The Triangular Distribution:

• Uses the estimate values based on the 3 point estimates that we covered during the chapter on Interviewing. The Optimistic, Most Likely and Pessimistic values from the 3 point estimate will be used here

• Use only 3 values

• Is used to quantify risks for each of the WBS elements

Remember WBS? WBS stands for Work Breakdown Structure.

The following is a sample Triangular Distribution

**Normal and Lognormal Distributions**

Normal and Lognormal Distributions are very similar to one another. Their common features include:

• They use Mean and Standard Deviation to quantify risks

• They gather the 3 point estimates, just like the Triangular distribution

• Standard Deviation is usually displayed using either the Normal or Lognormal distributions

The Normal distribution:

• Is shaped like a bell curve

• The peak of the bell is the Mean/Average

• Is typically used for variables that cluster around the Mean value

• Is used to show confidence level as well as variations

The following is a sample Normal Distribution

A lognormal distribution uses any random value, and those values plot just like a normal distribution. The following is a sample lognormal distribution. As you can see, the shape is pretty similar to the bell-curve of the normal distribution but distinctly different in terms of the actual shape.

**Uniform Distributions**

• Are considered to be the simplest form of distributions

• Have all values of the same length which signifies equal probability

• Require you to know the upper and lower limits (the range) in order to use it

• Show scenarios where no obvious value is more likely to happen than the other

For ex: if you were to throw a dice that isn’t rigged in any way, the chances of either of the 6 numbers turning up are equal and hence you will show that using this distribution.
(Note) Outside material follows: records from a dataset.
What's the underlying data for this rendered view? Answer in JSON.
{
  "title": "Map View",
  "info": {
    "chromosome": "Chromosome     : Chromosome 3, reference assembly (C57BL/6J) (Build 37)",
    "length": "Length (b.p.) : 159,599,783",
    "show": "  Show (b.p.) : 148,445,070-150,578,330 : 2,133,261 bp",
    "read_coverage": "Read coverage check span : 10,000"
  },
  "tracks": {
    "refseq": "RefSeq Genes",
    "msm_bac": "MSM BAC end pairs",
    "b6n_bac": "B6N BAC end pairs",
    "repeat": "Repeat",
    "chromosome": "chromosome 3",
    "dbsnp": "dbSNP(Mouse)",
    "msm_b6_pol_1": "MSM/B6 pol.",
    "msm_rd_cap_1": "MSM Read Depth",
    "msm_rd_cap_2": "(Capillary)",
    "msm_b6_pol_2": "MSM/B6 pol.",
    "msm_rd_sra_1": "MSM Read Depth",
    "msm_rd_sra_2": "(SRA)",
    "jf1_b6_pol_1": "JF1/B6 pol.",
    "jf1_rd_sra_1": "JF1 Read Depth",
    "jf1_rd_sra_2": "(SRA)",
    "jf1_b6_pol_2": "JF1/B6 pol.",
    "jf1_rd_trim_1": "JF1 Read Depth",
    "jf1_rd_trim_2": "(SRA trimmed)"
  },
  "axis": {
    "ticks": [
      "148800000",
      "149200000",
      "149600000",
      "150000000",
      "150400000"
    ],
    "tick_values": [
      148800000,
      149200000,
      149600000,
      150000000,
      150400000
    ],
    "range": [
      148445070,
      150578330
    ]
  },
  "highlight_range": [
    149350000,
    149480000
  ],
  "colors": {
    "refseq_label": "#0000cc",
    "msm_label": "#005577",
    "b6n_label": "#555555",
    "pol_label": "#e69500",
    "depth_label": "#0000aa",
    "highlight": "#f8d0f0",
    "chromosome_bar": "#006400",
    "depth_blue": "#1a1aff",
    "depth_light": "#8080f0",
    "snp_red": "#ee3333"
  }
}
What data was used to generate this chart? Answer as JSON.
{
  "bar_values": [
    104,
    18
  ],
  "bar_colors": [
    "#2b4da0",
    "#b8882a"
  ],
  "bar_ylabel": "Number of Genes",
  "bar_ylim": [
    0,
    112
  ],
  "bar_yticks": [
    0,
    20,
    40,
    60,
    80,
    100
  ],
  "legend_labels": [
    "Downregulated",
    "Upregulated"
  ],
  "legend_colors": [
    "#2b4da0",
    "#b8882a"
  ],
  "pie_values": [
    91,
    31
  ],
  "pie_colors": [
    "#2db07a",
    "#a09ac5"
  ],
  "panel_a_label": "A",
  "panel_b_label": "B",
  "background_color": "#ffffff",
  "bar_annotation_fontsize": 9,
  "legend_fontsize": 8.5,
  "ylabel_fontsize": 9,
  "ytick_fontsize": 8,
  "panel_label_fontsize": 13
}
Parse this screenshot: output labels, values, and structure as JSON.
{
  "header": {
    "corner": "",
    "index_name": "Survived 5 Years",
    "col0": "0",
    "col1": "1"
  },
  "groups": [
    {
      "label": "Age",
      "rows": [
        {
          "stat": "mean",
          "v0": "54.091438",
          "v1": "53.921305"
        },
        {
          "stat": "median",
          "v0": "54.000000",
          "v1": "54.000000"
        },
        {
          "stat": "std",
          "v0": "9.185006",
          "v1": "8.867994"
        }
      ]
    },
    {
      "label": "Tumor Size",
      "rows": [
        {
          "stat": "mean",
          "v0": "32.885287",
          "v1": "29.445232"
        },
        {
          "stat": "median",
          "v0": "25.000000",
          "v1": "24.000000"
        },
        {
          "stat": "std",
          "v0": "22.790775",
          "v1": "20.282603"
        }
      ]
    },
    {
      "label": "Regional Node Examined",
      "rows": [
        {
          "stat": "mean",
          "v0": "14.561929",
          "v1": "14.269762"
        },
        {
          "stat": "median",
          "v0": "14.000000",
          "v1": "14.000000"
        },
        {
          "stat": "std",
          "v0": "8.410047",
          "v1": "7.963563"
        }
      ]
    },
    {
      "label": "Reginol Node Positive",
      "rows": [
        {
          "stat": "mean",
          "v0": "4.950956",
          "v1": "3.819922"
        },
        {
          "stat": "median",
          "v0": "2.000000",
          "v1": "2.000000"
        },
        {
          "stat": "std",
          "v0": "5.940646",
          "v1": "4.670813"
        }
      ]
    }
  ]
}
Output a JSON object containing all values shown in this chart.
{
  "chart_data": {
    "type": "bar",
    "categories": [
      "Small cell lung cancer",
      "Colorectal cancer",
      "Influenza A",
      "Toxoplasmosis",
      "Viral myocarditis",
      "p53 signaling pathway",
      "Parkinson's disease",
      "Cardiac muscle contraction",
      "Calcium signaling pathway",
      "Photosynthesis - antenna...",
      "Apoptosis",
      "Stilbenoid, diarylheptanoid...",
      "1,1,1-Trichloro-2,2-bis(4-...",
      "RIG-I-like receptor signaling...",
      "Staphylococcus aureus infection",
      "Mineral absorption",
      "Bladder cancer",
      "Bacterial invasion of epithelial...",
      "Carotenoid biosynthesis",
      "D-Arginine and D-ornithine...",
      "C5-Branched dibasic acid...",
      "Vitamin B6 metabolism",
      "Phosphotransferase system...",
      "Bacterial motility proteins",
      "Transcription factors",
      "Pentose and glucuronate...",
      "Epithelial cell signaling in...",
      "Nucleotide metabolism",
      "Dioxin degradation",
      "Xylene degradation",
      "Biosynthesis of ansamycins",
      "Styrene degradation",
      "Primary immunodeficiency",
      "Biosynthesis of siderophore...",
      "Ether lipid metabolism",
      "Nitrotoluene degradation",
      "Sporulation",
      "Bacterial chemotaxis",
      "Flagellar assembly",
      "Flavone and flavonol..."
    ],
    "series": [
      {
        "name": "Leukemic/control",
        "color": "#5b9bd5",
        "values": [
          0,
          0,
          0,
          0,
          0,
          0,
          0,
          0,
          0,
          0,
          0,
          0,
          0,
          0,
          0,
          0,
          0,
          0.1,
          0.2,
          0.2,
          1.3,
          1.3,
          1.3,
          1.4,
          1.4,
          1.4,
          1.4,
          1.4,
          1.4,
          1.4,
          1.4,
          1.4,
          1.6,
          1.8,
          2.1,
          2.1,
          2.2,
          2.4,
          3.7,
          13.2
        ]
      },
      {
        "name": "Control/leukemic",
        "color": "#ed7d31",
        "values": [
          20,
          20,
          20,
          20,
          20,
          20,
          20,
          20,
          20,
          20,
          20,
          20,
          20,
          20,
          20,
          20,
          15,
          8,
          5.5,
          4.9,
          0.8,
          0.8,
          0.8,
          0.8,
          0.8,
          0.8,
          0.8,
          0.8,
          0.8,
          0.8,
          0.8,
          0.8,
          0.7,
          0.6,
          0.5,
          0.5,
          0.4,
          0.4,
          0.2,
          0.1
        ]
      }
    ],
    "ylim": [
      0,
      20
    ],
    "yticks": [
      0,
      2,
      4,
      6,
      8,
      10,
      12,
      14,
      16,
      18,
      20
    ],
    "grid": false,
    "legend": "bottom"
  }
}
The following is a sample uniform distribution

**Cumulative Distributions**

Cumulative Distributions can convert a set of data values into a distribution that can be analyzed. They are typically S shaped. A sample Cumulative Distribution would look as follows:

There are two other types of distributions that would come under the blanket of Continuous Distributions. Though the PMBOK does not cover it, our chapter wouldn’t be complete if I don’t mention at least the definition of these two distributions.

**Exponential Distributions**

The exponential distribution is used to represent the time between the arrival of random events that occur continuously and independently at an average rate

**Gamma Distribution**

The Gamma distribution models the amount of time it would take for certain events to occur if the event occurs randomly with an average time between the events. Typically, gamma distributions are used to display waiting times.

**Trivia:**

Exponential and Gamma are not part of PMBOK or the PMI RMP Exam Syllabus

Before we wrap up this chapter on continuous distributions, let me reiterate that covering all possible details reg. each of these distributions is beyond the scope of the RMP exam and so I did not do it. If you have the time or the personal interest you can search Wikipedia or pick up a book on probability distributions to learn more about that.

Lastly, if you know or rather remember whatever we have covered here, that should be more than sufficient from the PMI RMP Exam perspective.